High reliability: This is determined by its genes. Its genes come from Google. What Google is best at is "garbage." When Google started out, it was poor and couldn't afford high-end servers, so it was especially like to deploy such a large system on a regular computer. Although the hardware is not reliable, the system is very reliable.

High scalability: Hadoop distributes data and performs computing tasks among the available clusters of computers, which can be easily extended. To put it bluntly, it is easy to grow bigger.

Efficient: Hadoop can dynamically move data between nodes and ensure the dynamic balance of each node, so the processing speed is very fast.

High fault tolerance: Hadoop automatically saves multiple copies of data and automatically redistributes failed tasks. This is actually a high reliability.

low cost: Hadoop is open source, relies on community services, and is less expensive to use.

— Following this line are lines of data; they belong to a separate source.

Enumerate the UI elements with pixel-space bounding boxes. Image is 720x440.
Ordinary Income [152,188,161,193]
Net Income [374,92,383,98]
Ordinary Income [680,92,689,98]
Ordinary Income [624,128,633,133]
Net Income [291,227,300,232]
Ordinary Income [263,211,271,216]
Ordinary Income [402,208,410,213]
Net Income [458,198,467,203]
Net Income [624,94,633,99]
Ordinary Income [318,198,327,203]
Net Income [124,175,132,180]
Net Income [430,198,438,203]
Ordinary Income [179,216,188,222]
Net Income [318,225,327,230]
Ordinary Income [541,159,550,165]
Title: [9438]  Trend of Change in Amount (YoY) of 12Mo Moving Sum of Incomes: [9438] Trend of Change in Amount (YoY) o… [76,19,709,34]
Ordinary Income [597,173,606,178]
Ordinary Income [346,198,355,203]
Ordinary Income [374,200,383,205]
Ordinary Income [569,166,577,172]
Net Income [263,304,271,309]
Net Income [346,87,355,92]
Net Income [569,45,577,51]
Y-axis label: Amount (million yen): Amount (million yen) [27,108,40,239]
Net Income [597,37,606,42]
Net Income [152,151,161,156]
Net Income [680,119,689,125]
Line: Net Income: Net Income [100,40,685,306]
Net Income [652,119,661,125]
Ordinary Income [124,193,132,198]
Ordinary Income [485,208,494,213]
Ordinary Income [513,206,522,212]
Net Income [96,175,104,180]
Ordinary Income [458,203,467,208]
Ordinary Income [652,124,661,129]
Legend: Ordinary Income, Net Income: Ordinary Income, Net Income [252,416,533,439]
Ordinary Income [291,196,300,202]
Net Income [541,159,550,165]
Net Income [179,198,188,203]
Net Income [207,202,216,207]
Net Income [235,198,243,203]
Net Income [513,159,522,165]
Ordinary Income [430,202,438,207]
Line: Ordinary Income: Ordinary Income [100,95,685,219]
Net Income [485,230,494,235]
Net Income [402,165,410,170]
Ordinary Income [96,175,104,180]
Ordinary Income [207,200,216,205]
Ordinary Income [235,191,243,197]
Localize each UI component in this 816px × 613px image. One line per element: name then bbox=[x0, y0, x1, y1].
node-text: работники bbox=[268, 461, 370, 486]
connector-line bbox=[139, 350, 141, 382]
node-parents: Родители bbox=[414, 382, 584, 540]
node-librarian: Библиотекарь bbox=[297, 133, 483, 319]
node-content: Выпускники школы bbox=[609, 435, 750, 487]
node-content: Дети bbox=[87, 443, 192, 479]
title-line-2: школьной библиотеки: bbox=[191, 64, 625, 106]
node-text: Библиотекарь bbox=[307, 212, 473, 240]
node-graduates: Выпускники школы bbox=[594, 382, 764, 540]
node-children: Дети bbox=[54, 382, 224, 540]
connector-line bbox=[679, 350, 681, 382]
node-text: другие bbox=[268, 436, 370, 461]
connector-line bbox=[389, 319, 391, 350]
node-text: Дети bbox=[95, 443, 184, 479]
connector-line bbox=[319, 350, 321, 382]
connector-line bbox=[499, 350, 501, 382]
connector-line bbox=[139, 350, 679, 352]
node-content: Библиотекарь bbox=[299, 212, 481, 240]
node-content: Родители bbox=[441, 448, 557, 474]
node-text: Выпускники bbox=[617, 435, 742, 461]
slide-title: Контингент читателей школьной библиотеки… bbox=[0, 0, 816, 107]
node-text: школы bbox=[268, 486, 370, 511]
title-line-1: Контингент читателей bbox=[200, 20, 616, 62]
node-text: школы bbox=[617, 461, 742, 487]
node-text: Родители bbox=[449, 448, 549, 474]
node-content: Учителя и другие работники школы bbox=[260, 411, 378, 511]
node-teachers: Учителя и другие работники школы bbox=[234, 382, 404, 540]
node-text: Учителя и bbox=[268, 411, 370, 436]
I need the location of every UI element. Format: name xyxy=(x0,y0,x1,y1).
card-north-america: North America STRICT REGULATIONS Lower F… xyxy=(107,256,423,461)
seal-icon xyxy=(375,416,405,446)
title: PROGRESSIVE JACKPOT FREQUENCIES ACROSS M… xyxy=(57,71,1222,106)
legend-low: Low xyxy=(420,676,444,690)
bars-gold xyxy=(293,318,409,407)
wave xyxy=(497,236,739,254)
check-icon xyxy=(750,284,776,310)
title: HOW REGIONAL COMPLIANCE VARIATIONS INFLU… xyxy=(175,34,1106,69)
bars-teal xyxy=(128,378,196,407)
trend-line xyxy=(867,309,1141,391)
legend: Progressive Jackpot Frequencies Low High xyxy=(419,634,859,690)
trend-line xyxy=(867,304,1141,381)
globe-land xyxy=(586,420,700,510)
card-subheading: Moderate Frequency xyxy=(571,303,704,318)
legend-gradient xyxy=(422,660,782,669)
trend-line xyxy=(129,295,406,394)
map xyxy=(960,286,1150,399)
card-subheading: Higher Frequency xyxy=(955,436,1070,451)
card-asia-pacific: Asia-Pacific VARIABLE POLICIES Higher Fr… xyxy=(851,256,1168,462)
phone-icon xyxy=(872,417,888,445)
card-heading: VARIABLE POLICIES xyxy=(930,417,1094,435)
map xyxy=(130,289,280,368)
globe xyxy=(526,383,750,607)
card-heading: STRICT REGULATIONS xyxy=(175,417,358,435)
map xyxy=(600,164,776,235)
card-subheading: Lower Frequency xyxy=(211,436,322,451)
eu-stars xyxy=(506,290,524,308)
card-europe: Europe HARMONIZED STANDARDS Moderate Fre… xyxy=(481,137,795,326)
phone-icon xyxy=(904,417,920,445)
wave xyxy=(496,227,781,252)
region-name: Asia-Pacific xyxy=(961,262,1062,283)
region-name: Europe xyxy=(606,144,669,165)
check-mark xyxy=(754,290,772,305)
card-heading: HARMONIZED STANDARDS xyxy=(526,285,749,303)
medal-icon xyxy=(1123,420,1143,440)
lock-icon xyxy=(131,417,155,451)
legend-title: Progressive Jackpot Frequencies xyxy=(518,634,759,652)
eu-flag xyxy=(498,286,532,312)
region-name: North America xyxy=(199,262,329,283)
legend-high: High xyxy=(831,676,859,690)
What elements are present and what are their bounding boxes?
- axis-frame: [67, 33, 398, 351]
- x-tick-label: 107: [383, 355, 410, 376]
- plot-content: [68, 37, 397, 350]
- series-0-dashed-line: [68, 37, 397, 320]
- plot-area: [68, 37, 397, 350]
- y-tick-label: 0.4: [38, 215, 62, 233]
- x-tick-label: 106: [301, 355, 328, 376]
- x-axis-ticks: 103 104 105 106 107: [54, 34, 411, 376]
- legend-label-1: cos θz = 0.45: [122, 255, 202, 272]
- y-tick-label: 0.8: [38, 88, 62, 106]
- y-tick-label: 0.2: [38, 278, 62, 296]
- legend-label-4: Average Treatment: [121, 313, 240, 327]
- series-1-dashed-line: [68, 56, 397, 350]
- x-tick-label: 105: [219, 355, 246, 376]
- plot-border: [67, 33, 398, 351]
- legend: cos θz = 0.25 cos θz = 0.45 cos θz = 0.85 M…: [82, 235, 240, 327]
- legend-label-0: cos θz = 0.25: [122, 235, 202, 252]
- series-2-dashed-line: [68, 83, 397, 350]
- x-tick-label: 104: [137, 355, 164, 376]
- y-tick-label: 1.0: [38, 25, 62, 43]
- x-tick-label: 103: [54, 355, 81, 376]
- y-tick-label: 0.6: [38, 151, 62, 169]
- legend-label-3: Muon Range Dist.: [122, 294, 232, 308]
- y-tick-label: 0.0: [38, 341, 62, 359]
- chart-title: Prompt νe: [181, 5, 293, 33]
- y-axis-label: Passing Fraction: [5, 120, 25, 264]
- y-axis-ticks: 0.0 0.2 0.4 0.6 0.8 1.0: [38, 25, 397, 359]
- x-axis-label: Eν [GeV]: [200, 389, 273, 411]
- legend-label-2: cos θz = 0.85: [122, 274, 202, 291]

Based on these advantages, Hadoop is suitable for applications such as big data storage and big data analysis. It is suitable for clusters running from thousands to tens of thousands of servers and supports PB storage capacity.

Hadoop is used in a wide variety of applications, including:Search, log processing, recommendation system, data analysis, video image analysis, data saving, etc., you can use it for deployment.

At present, Yahoo, IBM, Facebook, Amazon, Alibaba, Huawei, Baidu, Tencent and other companies all use Hadoop to build their own big data systems.

In addition to the above-mentioned large enterprises using Hadoop technology in their own services, some commercial companies that provide Hadoop solutions have followed suit, using Hadoop to optimize, improve, and redevelop their own technologies, and then provide commercial services.

More well-known is Cloudera.

Founded in 2008, it specializes in Hadoop-based data management software sales and services. It also provides Hadoop-related support, consulting, training and other services, somewhat similar to RedHat's role in the Linux world. The father of Hadoop, Doug Cutting, which we mentioned earlier, was hired by the company as the chief architect.

Hadoop and Spark    

Finally, let me introduce the Spark that everyone cares about.

Spark is also a top-level project of the Apache Software Foundation. It can be understood as an improvement on the basis of Hadoop.

it isUC Berkeley AMP LabA common parallel framework for open source Hadoop MapReduce. Compared to Hadoop, it can be said that it is blue and blue.

We said earlier,MapReduce is disk oriented. Therefore, due to the constraints of disk read and write performance, MapReduce is not efficient in dealing with iterative calculations, real-time calculations, interactive data queries, and so on. However, these calculations are in graph calculation, data mining and机器 学习Very common in related applications.

AndSpark is memory oriented. This enables Spark to provide near-real-time processing performance for data from multiple different data sources, for applications that require multiple operations on a particular data set.

Processing the same data in the same experimental environment,If running in memory, then Spark is 100 faster than MapReduce. Other aspects, such as processing iterative operations, computing data analysis reports, sorting, etc., Spark are much faster than MapReduce.

In addition, Spark is also more powerful than Hadoop in terms of ease of use and versatility.

Therefore, the limelight of Spark has overshadowed Hadoop.